A key aspect of the argument before Judge Sand was whether the defective allegations of standing in the amended complaint were curable. We argued that this lawsuit was nothing but a policy diatribe and that there was no possibility that any of the plaintiffs could argue that they suffered any business injury as a direct result of anything USGBC ever said. We were very gratified that the court agreed and dismissed the Lanham Act claims with prejudice.

We also had a second argument, which was the insufficiency of the amended complaint under Rules 8 and 9 of the Federal Rules of Civil Procedure and the recent decisions of the U.S. Supreme Court in the Twombly and Iqbal cases interpreting Rule 8. We have used these cases in a number of successful motions to dismiss over the last year and a half. They are very good tools for defendants in any kind of federal case. Here, though, the court did not reach that issue because of the court’s dismissal on standing grounds. I should also point out that the plaintiffs’ time to appeal has recently expired, so I think we can comfortably say that the case is now over and done with.
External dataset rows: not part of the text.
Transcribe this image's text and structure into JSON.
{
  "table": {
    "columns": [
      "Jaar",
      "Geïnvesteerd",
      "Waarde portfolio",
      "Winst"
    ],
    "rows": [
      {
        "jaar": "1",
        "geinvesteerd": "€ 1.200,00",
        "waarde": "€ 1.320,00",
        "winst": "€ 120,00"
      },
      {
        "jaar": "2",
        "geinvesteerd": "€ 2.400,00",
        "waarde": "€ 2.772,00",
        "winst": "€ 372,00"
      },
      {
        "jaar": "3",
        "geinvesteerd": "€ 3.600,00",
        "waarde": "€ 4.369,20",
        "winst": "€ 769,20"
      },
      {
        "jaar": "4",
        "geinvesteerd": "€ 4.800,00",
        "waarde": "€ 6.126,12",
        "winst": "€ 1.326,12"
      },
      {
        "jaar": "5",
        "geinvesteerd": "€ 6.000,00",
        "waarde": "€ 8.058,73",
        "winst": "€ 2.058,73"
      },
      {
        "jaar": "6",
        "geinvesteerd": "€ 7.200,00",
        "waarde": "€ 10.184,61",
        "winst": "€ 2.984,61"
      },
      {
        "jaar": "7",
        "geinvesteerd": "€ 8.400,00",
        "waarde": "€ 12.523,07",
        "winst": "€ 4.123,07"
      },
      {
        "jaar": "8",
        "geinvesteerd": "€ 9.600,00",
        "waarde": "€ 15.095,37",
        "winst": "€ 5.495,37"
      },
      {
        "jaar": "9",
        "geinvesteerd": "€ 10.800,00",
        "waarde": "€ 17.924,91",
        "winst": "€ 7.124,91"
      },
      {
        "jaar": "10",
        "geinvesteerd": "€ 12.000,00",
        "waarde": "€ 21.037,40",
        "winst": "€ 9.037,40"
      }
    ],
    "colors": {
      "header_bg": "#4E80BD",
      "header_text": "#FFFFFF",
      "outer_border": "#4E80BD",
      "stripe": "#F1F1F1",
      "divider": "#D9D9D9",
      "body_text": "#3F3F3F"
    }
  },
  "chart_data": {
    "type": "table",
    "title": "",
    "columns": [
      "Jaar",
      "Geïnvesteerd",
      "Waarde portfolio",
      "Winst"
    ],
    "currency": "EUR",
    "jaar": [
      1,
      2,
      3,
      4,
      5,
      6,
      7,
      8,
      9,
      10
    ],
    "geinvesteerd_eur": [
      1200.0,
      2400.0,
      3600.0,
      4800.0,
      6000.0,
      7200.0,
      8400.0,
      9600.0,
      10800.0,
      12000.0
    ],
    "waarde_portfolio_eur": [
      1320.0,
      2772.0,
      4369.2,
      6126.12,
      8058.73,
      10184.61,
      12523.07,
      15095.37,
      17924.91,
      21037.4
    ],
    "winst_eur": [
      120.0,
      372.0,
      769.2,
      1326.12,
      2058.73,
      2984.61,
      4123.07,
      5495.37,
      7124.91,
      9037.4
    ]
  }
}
Editor: The dismissal of the USGBC turned on an element of the Lanham Act, which creates a two-part test to assess whether the plaintiff has standing to bring the case. Who can bring these types of actions, and why did the plaintiffs in this case lack standing?

Weinstein: The plaintiffs lacked standing first because they were not competitors of USGBC. They were not offering a competing rating system. Second, they had not pled facts that would allow a court to conclude that they either had or could suffer any injury as a result of LEED’s advertising.

Our position was that there is nothing preventing these plaintiffs from becoming LEED professionals if they wished, and there is nothing preventing any developer of real estate from hiring non-LEED-certified professionals. It was clear that the plaintiffs were making policy arguments against certain aspects of the LEED rating system. There was no allegation in the complaint that the plaintiff had suffered any injury from the alleged false advertising. The plaintiffs in the briefing process had not offered any explanation of how the complaint could be amended to allege that the plaintiffs were likely to suffer any injury from LEED advertising in the future.

In our brief, we pointed out that the process by which the LEED system was developed and is routinely modified is a very public system in which the USGBC takes into consideration the views of all interested members of the building community, including those of the plaintiffs in this case.

Editor: What does it mean when a company claims it is “green” or “sustainable?”

Weinstein: If that is all that a company claims, it may be in trouble because the FTC’s revised draft of its green guidelines discourages broad generalities describing environmental performance such as “green” or “sustainable.” It instructs advertisers to make very specific claims about the way in which a product or service benefits the environment and to back up such claims with adequate substantiation.

Editor: How can a company that positions itself as “green” avoid liability for engaging in false advertising or other deceptive practices?

Weinstein: Don’t make vague statements about environmental benefits. Don’t overstate the environmental benefits of your product or service, and make sure that any environmentally related advertising statement is backed by good scientific evidence based on sound testing or measurement principles.

Editor: What are the typical remedies in a false advertising case?

Weinstein: It depends on whether it’s based on state law or the Lanham Act. Under the Lanham Act, there are a variety of possible remedies ranging from injunctive relief (either temporary, preliminary and/or permanent) to plaintiff’s lost profits resulting from the false advertisements to disgorgement of profits. The prevailing party can also obtain attorneys’ fees and costs in an appropriate case under the Lanham Act. As a practical matter, damage awards are relatively rare in Lanham Act cases since causation in false advertising cases is frequently difficult to prove, although it is certainly not impossible. State law remedies differ from state to state so they are more difficult to categorize, but each of the remedies that I mentioned is available in at least some states.